Ce personnage, si l'on en croit Le Monde exerce une sorte d'influence dans notre pays puisqu'elle aurait, au dire du quotidien dans son édition du 20 février, largement contribué, et peut-être même écrit de sa propre main, va savoir, l'intéressant discours historique prononcé par l'héritier légal des rois de France à Saint-Jean-de-Latran.
"Quant à la Scientologie, dit Mme Mignon, je ne les connais pas, mais on peut s'interroger. Ou bien c'est une dangereuse organisation et on l'interdit, ou alors ils ne représentent pas de menace particulière pour l'ordre public et ils ont le droit d'exister en paix".
Pour l'ordre public cette dame a tellement raison que pendant des décennies la doctrine officieuse du Ministère de l'intérieur a consisté à une protection assez systématique des sectes, y compris de la Scientologie, cependant que les autorités judiciaires adoptaient mais de manière alternative une attitude inverse constatant de nombreuses infractions commises systématiquement par des groupes que nous avons pris l'habitude de désigner péjorativement et d'amalgamer en vrac par le mot de "sectes".
Une telle appellation s'étend à la fameuse Scientologie marque commerciale déposée dans les années 1950 par Lafayette Ron Hubbard, et dont la figure de proue actuelle semble l'acteur Tom Cruise auquel je reconnais volontiers une sorte de talent ou d'efficacité, y compris dans la communication et les relations publiques.
Le premier point à retenir dans la déclaration si mignonne de Mme Mignon consiste à dire : je ne les connais pas.
Eh bien Madame si vous ne connaissez pas un phénomène, n'en parlez pas et cela vaudrait mieux pour vous et pour celui qui vous emploie, pour lequel 53 % des Français ont voté. De cette large victoire de mai 2007, suivie de sa confirmation parlementaire de juin, on doit certainement se féliciter tous les matins. Car sans cela nous n'aurions pas seulement Delanoé comme maire à Paris mais également Ségolène Royal à l'Élysée avec ou sans son compagnon du moment qu'elle n'épouserait pas. Imaginez le scandale. Et je n'ose imaginer qui siégerait à la place actuellement occupée par François Fillon.

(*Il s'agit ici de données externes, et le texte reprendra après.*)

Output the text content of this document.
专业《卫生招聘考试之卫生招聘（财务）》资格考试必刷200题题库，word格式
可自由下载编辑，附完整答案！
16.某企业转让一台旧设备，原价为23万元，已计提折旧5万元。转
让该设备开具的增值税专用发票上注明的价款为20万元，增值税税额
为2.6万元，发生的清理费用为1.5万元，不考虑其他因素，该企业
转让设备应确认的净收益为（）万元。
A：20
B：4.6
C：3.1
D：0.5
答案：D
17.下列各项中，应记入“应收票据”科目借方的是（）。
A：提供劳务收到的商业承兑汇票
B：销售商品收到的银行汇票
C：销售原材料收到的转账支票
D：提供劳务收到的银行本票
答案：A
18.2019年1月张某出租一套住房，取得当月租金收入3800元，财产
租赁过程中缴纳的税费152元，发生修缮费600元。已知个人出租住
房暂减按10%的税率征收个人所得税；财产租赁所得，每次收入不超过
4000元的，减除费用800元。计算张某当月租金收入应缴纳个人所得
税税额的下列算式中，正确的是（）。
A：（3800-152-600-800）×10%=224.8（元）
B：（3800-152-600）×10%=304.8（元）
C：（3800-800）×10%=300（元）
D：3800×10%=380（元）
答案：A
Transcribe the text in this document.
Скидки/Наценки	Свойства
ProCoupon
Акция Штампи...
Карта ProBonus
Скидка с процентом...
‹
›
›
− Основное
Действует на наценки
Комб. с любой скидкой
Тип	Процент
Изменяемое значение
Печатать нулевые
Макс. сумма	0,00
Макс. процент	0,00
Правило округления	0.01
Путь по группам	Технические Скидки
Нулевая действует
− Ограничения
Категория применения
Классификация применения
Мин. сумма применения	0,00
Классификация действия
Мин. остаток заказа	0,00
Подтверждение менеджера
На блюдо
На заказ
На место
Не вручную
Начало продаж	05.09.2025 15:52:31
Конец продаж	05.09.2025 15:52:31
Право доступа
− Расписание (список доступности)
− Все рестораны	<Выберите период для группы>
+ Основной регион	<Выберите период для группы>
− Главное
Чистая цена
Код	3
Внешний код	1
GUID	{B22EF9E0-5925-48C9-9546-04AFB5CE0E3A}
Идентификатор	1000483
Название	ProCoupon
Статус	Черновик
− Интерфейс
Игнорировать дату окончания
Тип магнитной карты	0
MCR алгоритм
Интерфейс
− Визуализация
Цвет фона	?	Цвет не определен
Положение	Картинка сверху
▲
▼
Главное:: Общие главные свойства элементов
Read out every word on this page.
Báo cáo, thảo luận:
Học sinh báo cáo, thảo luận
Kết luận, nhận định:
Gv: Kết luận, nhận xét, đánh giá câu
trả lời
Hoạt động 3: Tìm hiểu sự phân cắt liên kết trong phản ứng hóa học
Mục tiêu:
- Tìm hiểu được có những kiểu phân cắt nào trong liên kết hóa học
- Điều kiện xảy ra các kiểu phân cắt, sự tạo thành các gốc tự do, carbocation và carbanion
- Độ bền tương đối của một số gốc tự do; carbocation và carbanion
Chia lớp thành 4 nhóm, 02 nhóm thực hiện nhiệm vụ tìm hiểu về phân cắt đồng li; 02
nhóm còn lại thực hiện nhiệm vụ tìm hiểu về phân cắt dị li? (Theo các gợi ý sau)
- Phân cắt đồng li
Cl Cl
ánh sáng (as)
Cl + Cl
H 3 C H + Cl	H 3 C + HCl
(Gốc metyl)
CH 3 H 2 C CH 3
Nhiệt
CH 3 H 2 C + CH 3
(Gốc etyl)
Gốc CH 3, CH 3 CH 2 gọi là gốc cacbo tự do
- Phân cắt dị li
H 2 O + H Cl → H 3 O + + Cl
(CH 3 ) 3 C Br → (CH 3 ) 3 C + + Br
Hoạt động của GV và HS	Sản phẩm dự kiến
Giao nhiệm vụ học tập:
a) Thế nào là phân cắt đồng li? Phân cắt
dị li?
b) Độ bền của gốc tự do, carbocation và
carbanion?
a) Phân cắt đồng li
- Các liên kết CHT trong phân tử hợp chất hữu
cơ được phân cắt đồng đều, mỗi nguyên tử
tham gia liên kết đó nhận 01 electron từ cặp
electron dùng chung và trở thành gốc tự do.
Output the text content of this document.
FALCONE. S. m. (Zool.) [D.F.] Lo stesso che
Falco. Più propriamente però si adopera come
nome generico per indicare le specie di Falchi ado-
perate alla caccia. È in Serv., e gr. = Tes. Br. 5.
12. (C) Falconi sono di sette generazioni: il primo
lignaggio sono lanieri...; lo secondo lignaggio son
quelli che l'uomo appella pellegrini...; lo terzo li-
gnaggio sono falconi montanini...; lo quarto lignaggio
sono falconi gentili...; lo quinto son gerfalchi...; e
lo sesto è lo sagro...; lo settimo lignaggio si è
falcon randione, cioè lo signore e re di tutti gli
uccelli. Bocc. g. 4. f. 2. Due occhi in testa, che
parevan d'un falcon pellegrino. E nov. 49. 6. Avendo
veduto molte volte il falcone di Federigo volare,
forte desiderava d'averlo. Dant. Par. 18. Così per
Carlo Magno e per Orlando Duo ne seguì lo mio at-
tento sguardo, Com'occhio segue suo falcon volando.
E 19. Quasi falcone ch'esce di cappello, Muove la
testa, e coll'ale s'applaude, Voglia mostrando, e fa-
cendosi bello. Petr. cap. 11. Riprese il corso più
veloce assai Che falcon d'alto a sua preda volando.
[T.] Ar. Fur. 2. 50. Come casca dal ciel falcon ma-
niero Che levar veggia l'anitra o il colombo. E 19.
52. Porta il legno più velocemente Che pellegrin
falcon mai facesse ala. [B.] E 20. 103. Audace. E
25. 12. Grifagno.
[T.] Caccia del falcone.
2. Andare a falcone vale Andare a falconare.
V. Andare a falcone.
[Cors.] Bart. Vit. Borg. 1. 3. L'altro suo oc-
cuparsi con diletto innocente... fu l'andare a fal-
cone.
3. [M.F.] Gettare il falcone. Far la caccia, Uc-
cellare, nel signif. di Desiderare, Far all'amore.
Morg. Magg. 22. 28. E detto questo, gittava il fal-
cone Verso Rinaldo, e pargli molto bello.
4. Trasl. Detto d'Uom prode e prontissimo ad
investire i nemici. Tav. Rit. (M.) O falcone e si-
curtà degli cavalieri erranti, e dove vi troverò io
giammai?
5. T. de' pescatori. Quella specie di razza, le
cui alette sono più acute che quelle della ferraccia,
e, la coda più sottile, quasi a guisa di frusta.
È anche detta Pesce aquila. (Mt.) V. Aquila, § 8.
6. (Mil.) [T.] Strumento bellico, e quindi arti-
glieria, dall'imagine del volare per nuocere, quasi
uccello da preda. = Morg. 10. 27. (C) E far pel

Le deuxième point erroné de Mme Mignon, je le répète tient au sophisme "ou bien ou bien".
Assorti du sujet impersonnel "on", — si en vogue actuellement : "on" va faire ceci "on" est en train de faire cela, — il nous rapproche dangereusement d'une logique totalitaire insidieuse, comme si la société tout entière s'occupait en ce moment de rénover le métro parisien puisque des affiches nous le disent, et tant d'autres exemples.
Cela devient terrible dès lors qu'une personne exerçant l'influence attribuée à Mme Mignon se permet de dire "on" interdit.
Or il existe malgré tout au moins au plan formel un État de droit c'est-à-dire une société précisément découpée en libres individus et en autorités distinctes théoriquement responsables.
Je sais bien que les Renseignements généraux fonctionnent de manière anonyme et que leurs rapports sont appelés des "blancs" précisément parce qu'ils ne comportent ni en-tête ni signature. Fourmillant d'erreurs souvent ridicules, et j'ai pu le mesurer en ce qui me concerne sans disposer du moindre recours, ils permettent de diffamer tranquillement tel ou tel. Parallèlement, autre exemple d'irresponsabilité, les magistrats syndiqués ne relèvent pratiquement d'aucune autorité de contrôle démocratique contrairement à la déclaration des Droits de l'Homme de 1789 affirmant en son article 15 que "la Société a le droit de demander compte à tout agent public de son administration."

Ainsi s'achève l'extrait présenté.